Wie das zu realisieren ist, blieb bisher offen. Genauso die Frage, wie ein „respektvolles und der Würde des Ortes angemessenes Verhalten“ am Brunnen erreicht werden kann. So steht es auf zwei Stelen mit Info-Texten, die bisher von Planschenden so hartnäckig ignoriert werden wie mündlich vorgetragene Bitten. Entsetzlich findet Irina Katz, dass ausgerechnet auch die Studenten der Universität – „die künftige Elite des Landes“ – wenig Sensibilität an dem Erinnerungsort zeigten.

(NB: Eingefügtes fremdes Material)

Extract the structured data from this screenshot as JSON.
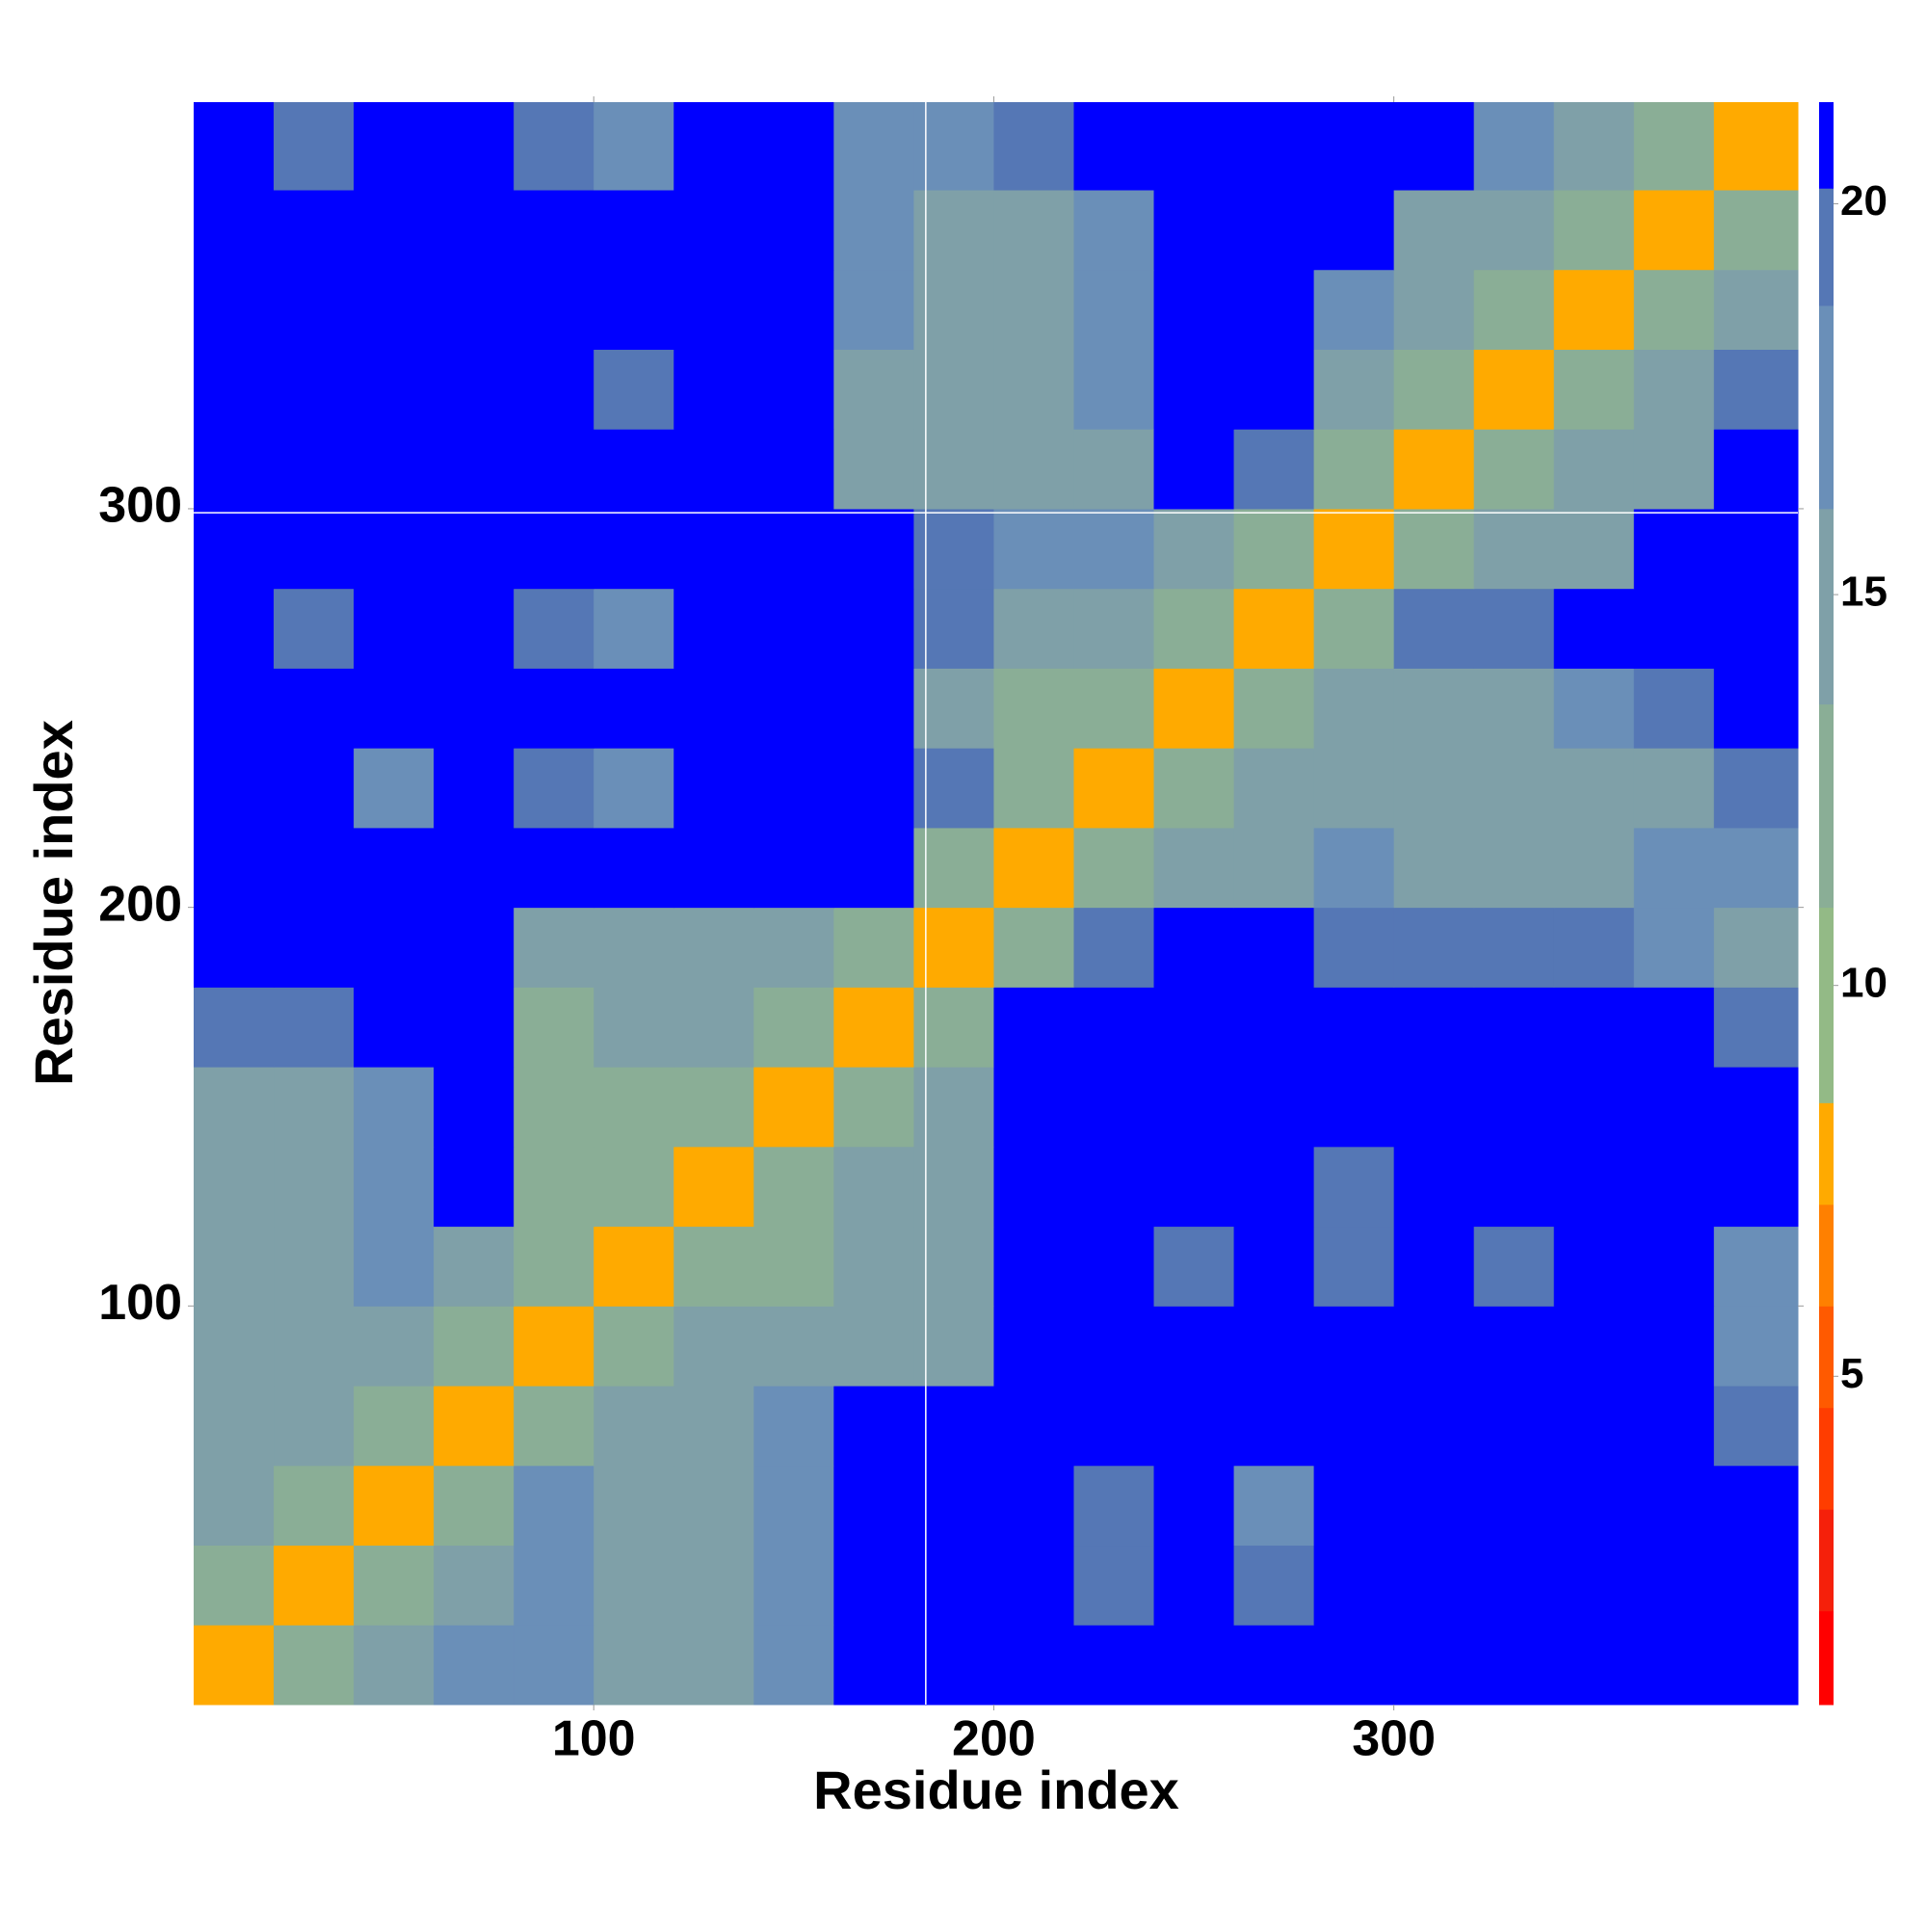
{
  "chart_data": {
    "type": "heatmap",
    "xlabel": "Residue index",
    "ylabel": "Residue index",
    "xlim": [
      0,
      401
    ],
    "ylim": [
      0,
      402
    ],
    "xticks": [
      100,
      200,
      300
    ],
    "yticks": [
      100,
      200,
      300
    ],
    "xbins": [
      0,
      20,
      40,
      60,
      80,
      100,
      120,
      140,
      160,
      180,
      200,
      220,
      240,
      260,
      280,
      300,
      320,
      340,
      360,
      380,
      401
    ],
    "ybins": [
      0,
      20,
      40,
      60,
      80,
      100,
      120,
      140,
      160,
      180,
      200,
      220,
      240,
      260,
      280,
      300,
      320,
      340,
      360,
      380,
      402
    ],
    "z": [
      [
        8,
        12,
        15,
        17,
        17,
        16,
        16,
        17,
        21,
        21,
        21,
        21,
        21,
        21,
        21,
        21,
        21,
        21,
        21,
        21
      ],
      [
        12,
        8,
        12,
        16,
        17,
        16,
        16,
        17,
        21,
        21,
        21,
        19,
        21,
        20,
        21,
        21,
        21,
        21,
        21,
        21
      ],
      [
        14,
        12,
        8,
        12,
        17,
        15,
        15,
        17,
        21,
        21,
        21,
        19,
        21,
        18,
        21,
        21,
        21,
        21,
        21,
        21
      ],
      [
        16,
        15,
        12,
        8,
        13,
        16,
        16,
        18,
        21,
        21,
        21,
        21,
        21,
        21,
        21,
        21,
        21,
        21,
        21,
        20
      ],
      [
        16,
        15,
        16,
        12,
        8,
        13,
        15,
        14,
        16,
        16,
        21,
        21,
        21,
        21,
        21,
        21,
        21,
        21,
        21,
        18
      ],
      [
        14,
        16,
        17,
        16,
        12,
        8,
        12,
        13,
        14,
        16,
        21,
        21,
        19,
        21,
        19,
        21,
        20,
        21,
        21,
        18
      ],
      [
        15,
        16,
        18,
        21,
        13,
        12,
        8,
        12,
        14,
        16,
        21,
        21,
        21,
        21,
        19,
        21,
        21,
        21,
        21,
        21
      ],
      [
        15,
        16,
        18,
        21,
        13,
        13,
        12,
        8,
        13,
        16,
        21,
        21,
        21,
        21,
        21,
        21,
        21,
        21,
        21,
        21
      ],
      [
        20,
        20,
        21,
        21,
        13,
        14,
        14,
        13,
        8,
        12,
        21,
        21,
        21,
        21,
        21,
        21,
        21,
        21,
        21,
        19
      ],
      [
        21,
        21,
        21,
        21,
        14,
        15,
        15,
        14,
        12,
        8,
        12,
        19,
        21,
        21,
        20,
        20,
        19,
        19,
        18,
        16
      ],
      [
        21,
        21,
        21,
        21,
        21,
        21,
        21,
        21,
        21,
        12,
        8,
        12,
        14,
        14,
        17,
        15,
        14,
        15,
        17,
        18
      ],
      [
        21,
        21,
        18,
        21,
        19,
        18,
        21,
        21,
        21,
        19,
        12,
        8,
        12,
        14,
        15,
        14,
        14,
        15,
        16,
        19
      ],
      [
        21,
        21,
        21,
        21,
        21,
        21,
        21,
        21,
        21,
        16,
        13,
        12,
        8,
        12,
        16,
        16,
        16,
        17,
        19,
        21
      ],
      [
        21,
        19,
        21,
        21,
        19,
        18,
        21,
        21,
        21,
        19,
        15,
        14,
        12,
        8,
        12,
        19,
        19,
        21,
        21,
        21
      ],
      [
        21,
        21,
        21,
        21,
        21,
        21,
        21,
        21,
        21,
        19,
        17,
        18,
        15,
        12,
        8,
        12,
        14,
        16,
        21,
        21
      ],
      [
        21,
        21,
        21,
        21,
        21,
        21,
        21,
        21,
        16,
        15,
        16,
        16,
        21,
        19,
        12,
        8,
        12,
        14,
        16,
        21
      ],
      [
        21,
        21,
        21,
        21,
        21,
        20,
        21,
        21,
        16,
        16,
        16,
        17,
        21,
        21,
        15,
        12,
        8,
        12,
        14,
        19
      ],
      [
        21,
        21,
        21,
        21,
        21,
        21,
        21,
        21,
        17,
        15,
        16,
        18,
        21,
        21,
        17,
        14,
        12,
        8,
        12,
        16
      ],
      [
        21,
        21,
        21,
        21,
        21,
        21,
        21,
        21,
        18,
        16,
        16,
        17,
        21,
        21,
        21,
        16,
        14,
        12,
        8,
        12
      ],
      [
        21,
        20,
        21,
        21,
        19,
        18,
        21,
        21,
        18,
        17,
        19,
        21,
        21,
        21,
        21,
        21,
        18,
        16,
        12,
        8
      ]
    ],
    "zlim": [
      0.8,
      21.3
    ],
    "zticks": [
      5,
      10,
      15,
      20
    ],
    "color_levels": [
      0.8,
      2.0,
      3.3,
      4.6,
      5.9,
      7.2,
      8.5,
      11.0,
      13.6,
      16.1,
      18.7,
      20.2,
      21.3
    ],
    "colors": [
      "#ff0000",
      "#f5200a",
      "#ff3d00",
      "#ff5a00",
      "#ff8000",
      "#ffaa00",
      "#93ba86",
      "#8aae96",
      "#7fa0a8",
      "#6a8fb8",
      "#5577b5",
      "#0000ff"
    ],
    "crosshair": {
      "x": 183,
      "y": 299
    }
  }
}
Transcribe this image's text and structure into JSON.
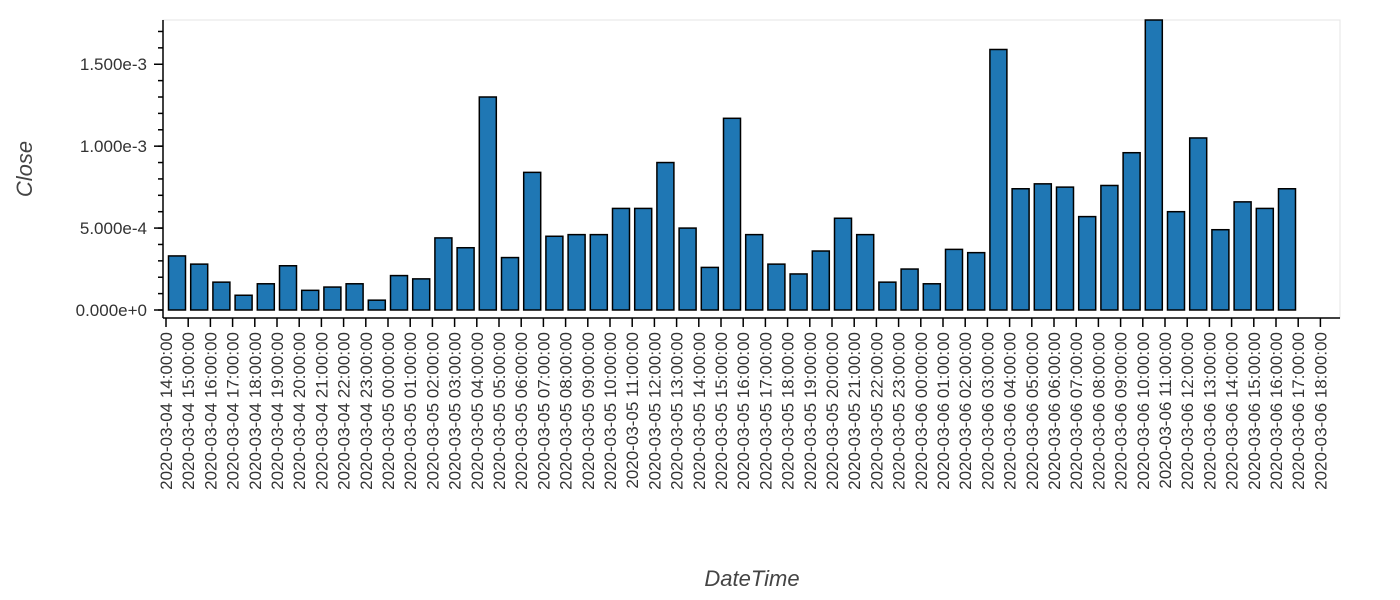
{
  "chart_data": {
    "type": "bar",
    "xlabel": "DateTime",
    "ylabel": "Close",
    "ylim": [
      0,
      0.00177
    ],
    "yticks": [
      0,
      0.0005,
      0.001,
      0.0015
    ],
    "ytick_labels": [
      "0.000e+0",
      "5.000e-4",
      "1.000e-3",
      "1.500e-3"
    ],
    "categories": [
      "2020-03-04 14:00:00",
      "2020-03-04 15:00:00",
      "2020-03-04 16:00:00",
      "2020-03-04 17:00:00",
      "2020-03-04 18:00:00",
      "2020-03-04 19:00:00",
      "2020-03-04 20:00:00",
      "2020-03-04 21:00:00",
      "2020-03-04 22:00:00",
      "2020-03-04 23:00:00",
      "2020-03-05 00:00:00",
      "2020-03-05 01:00:00",
      "2020-03-05 02:00:00",
      "2020-03-05 03:00:00",
      "2020-03-05 04:00:00",
      "2020-03-05 05:00:00",
      "2020-03-05 06:00:00",
      "2020-03-05 07:00:00",
      "2020-03-05 08:00:00",
      "2020-03-05 09:00:00",
      "2020-03-05 10:00:00",
      "2020-03-05 11:00:00",
      "2020-03-05 12:00:00",
      "2020-03-05 13:00:00",
      "2020-03-05 14:00:00",
      "2020-03-05 15:00:00",
      "2020-03-05 16:00:00",
      "2020-03-05 17:00:00",
      "2020-03-05 18:00:00",
      "2020-03-05 19:00:00",
      "2020-03-05 20:00:00",
      "2020-03-05 21:00:00",
      "2020-03-05 22:00:00",
      "2020-03-05 23:00:00",
      "2020-03-06 00:00:00",
      "2020-03-06 01:00:00",
      "2020-03-06 02:00:00",
      "2020-03-06 03:00:00",
      "2020-03-06 04:00:00",
      "2020-03-06 05:00:00",
      "2020-03-06 06:00:00",
      "2020-03-06 07:00:00",
      "2020-03-06 08:00:00",
      "2020-03-06 09:00:00",
      "2020-03-06 10:00:00",
      "2020-03-06 11:00:00",
      "2020-03-06 12:00:00",
      "2020-03-06 13:00:00",
      "2020-03-06 14:00:00",
      "2020-03-06 15:00:00",
      "2020-03-06 16:00:00",
      "2020-03-06 17:00:00",
      "2020-03-06 18:00:00"
    ],
    "values": [
      0.00033,
      0.00028,
      0.00017,
      9e-05,
      0.00016,
      0.00027,
      0.00012,
      0.00014,
      0.00016,
      6e-05,
      0.00021,
      0.00019,
      0.00044,
      0.00038,
      0.0013,
      0.00032,
      0.00084,
      0.00045,
      0.00046,
      0.00046,
      0.00062,
      0.00062,
      0.0009,
      0.0005,
      0.00026,
      0.00117,
      0.00046,
      0.00028,
      0.00022,
      0.00036,
      0.00056,
      0.00046,
      0.00017,
      0.00025,
      0.00016,
      0.00037,
      0.00035,
      0.00159,
      0.00074,
      0.00077,
      0.00075,
      0.00057,
      0.00076,
      0.00096,
      0.00177,
      0.0006,
      0.00105,
      0.00049,
      0.00066,
      0.00062,
      0.00074,
      null,
      null
    ],
    "grid": false,
    "legend": "none"
  }
}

Aber was könnte man überhaupt tun? Der Platz ist kein Mahnmal, aber ein Erinnerungsort, der für Angehörige von Shoah-Opfern von einer besonderen Bedeutung ist. In der Diskussion sind Verbotsschilder am Brunnen, eine gläserne Hürde am Beckenrand und zusätzliche Informationen über ein digitales Info-Panel. „Wir müssen den Synagogenbrunnen stärker als Ort der Erinnerung in den Fokus der Bürger rücken“, betont Ulrich von Kirchbach. „Aber es wird keine radikalen Lösungen geben“. Also keine Mauern um das Bassin, das auch nicht trocken gelegt wird. Dass es immer mal wieder zu unangemessenen Vorkommnissen kommt, werde kaum zu vermeiden sein. „Es muss im Regelfall besser werden, nicht so wie jetzt.“ Der Dialog darüber werde fortgeführt.